In sum, these firms are valued by the size, sustainability, and anticipated growth rate of their available cash flow that funds dividends or distributions.
Again I oversimplify because a full explanation of these issues would be beyond the scope and focus of this article.
The Warning: Too Much Faith-Based Investing
Rather than detail the pros and cons of current MLP and mREIT valuation practices, my point is that the drawn out controversy surrounding these stocks shows how investors are suffering from a lack of:
- Financial statement transparency (not accidentally in the case of LINE, see here for details)
- Analytical skills needed to pierce the opaque valuation veil
- Widely recognized sources of reliable analysis to help investors fill that information and skill gap
- Transparency about Fed interest rate policy.
Yield hungry investors have gone en masse into investments that they don't fully understand, and are relying on third parties (and Fed) guidance of questionable reliability.
In sum, faith-based investing.
Masses of insufficiently informed investors who lack a clear understanding of what a stock is worth brings volatility and losses when negative surprises hit.
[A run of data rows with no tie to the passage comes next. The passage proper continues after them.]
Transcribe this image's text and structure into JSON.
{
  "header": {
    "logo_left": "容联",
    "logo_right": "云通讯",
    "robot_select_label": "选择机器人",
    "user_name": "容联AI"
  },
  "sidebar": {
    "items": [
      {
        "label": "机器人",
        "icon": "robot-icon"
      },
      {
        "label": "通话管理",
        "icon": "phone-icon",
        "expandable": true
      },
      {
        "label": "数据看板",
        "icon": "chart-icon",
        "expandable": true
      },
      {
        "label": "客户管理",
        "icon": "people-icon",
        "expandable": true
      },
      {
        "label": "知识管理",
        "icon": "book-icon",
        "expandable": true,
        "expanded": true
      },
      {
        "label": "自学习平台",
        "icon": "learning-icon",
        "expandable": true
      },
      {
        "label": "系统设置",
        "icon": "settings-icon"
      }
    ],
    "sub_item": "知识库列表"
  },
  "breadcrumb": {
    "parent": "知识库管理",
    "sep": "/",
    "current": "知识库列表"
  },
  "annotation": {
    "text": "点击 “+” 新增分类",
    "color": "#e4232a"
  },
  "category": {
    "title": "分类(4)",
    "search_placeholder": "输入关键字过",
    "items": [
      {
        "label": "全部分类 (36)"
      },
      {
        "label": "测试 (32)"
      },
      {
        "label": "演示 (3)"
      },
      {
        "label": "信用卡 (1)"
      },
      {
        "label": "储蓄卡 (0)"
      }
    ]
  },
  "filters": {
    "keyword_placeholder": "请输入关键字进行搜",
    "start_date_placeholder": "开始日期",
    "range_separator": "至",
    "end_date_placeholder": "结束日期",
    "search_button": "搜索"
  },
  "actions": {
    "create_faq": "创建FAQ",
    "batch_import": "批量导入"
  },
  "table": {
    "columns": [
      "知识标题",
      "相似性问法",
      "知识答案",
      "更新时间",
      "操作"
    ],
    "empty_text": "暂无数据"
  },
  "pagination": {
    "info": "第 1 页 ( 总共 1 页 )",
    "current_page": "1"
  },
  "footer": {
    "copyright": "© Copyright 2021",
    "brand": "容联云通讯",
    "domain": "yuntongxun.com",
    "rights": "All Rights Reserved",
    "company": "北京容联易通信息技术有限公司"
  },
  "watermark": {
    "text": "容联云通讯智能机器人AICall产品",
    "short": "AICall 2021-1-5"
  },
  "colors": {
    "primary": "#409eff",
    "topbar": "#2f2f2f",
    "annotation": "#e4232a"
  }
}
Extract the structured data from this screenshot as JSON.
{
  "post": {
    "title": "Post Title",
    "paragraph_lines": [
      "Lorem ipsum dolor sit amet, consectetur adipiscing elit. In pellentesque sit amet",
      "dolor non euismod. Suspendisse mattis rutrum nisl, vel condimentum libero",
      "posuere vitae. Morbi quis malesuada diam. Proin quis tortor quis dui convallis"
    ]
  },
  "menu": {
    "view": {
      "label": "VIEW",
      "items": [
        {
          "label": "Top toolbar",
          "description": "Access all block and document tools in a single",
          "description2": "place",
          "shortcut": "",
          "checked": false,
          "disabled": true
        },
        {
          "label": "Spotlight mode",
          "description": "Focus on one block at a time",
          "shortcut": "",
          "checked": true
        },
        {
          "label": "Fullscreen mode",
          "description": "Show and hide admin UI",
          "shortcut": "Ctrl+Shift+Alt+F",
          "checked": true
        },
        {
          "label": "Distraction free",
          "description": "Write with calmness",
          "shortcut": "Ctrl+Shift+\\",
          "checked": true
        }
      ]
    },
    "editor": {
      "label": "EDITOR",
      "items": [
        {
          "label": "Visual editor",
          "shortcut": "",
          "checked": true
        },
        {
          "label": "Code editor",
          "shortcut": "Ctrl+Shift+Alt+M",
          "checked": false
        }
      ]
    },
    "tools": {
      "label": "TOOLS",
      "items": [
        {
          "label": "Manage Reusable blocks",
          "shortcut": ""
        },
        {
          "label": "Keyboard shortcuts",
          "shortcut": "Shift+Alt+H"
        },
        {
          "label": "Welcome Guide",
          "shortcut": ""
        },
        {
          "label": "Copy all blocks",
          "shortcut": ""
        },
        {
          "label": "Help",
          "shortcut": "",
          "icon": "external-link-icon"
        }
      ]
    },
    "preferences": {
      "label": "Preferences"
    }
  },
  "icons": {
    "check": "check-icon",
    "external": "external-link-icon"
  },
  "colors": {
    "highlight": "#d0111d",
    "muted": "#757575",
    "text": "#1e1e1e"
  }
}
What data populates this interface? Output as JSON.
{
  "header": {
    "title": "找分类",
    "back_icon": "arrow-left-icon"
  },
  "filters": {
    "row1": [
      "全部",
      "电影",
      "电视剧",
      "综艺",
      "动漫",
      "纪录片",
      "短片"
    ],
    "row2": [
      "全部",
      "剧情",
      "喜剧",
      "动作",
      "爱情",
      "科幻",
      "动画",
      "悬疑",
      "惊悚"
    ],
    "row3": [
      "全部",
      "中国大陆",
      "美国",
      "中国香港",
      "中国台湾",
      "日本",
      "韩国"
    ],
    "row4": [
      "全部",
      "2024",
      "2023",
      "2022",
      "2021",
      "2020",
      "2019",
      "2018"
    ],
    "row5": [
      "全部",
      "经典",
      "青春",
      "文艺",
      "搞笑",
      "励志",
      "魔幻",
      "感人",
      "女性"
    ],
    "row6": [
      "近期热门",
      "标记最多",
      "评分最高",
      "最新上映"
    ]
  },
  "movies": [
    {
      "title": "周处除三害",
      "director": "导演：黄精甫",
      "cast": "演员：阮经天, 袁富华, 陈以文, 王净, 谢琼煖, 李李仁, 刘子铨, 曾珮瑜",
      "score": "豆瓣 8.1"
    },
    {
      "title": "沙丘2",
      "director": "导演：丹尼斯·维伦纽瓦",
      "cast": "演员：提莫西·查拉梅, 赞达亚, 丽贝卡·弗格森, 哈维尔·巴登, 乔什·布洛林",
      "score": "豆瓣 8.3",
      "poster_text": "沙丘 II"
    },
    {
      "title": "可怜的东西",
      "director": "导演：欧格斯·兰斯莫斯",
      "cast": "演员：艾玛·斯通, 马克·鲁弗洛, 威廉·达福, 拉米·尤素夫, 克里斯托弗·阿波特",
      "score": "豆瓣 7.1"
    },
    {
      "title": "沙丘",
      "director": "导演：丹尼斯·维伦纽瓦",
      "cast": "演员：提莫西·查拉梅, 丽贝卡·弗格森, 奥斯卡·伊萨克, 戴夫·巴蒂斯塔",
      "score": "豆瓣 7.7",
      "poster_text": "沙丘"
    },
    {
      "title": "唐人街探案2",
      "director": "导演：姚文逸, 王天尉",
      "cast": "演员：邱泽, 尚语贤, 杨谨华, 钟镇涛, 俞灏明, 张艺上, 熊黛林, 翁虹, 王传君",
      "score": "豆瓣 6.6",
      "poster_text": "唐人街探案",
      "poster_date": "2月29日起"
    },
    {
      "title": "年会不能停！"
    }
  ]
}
They're at risk of losses from selling to soon or holding too long. Those lacking a clear picture and a plan can make otherwise conservative and methodical long term investors prone to the same kind of emotion driven decision making one sees with inexperienced short term traders.
The opportunity in these conditions exists for:
- The investors who understand when the market has oversold or overbought a given MLP or mREIT can obviously take advantage of the mispricing. For example they can either buy at better prices or simply sell covered calls when markets get too bullish. Similarly, even if they don't own the stock they can sell puts when markets get too bearish, earning both income and a chance to establish bargain priced positions.
- The writers and advisers who can supply that clarity and get their message out have a huge chance to build audience.
Taper Uncertainty Compounds Volatility
Obviously the Fed's policy vacillations since last May have added another layer of uncertainty and volatility to financial markets in general, and to interest rate sensitive investments in particular. MLPs and mREITs are particularly vulnerable to Fed gyrations because:
- Rising returns of supposedly lower risk treasury notes and bonds are believed to reduce demand for income stocks because they are seen as bond substitutes that now have increased competition from bonds. That's causing these to sell off when rates are believed to be rising.
- Both MLPs and REITs are capital intensive and depend on external funding sources like debt to fund expansion. Rising rates means rising debt service costs, lower distributions, and thus lower stock or unit (in the case of MLPs) prices.
For reasons noted in the background section above, mREITs have been particularly vulnerable to swings in market perceptions of Fed policy given the exceptional vulnerability of their business model to rapid rate increases.
To avoid any confusion, let me clarify that mREITs can prosper when rates rise slowly. Interest rate spreads can hold steady or grow, and they avoid margin call-driven asset sales. Meanwhile their relatively high yields continue to attract investors. Should markets become convinced that the Fed has both the intent and ability to engineer a very gradual rise in rates, mREIT share prices would likely recover their pre-taper levels.
DISCLAIMER: Article is for informational purposes only and expresses only my personal opinion. I've no relationship with any of these companies nor am I paid by anyone to offer a specific opinion. Author long NLY, KMP.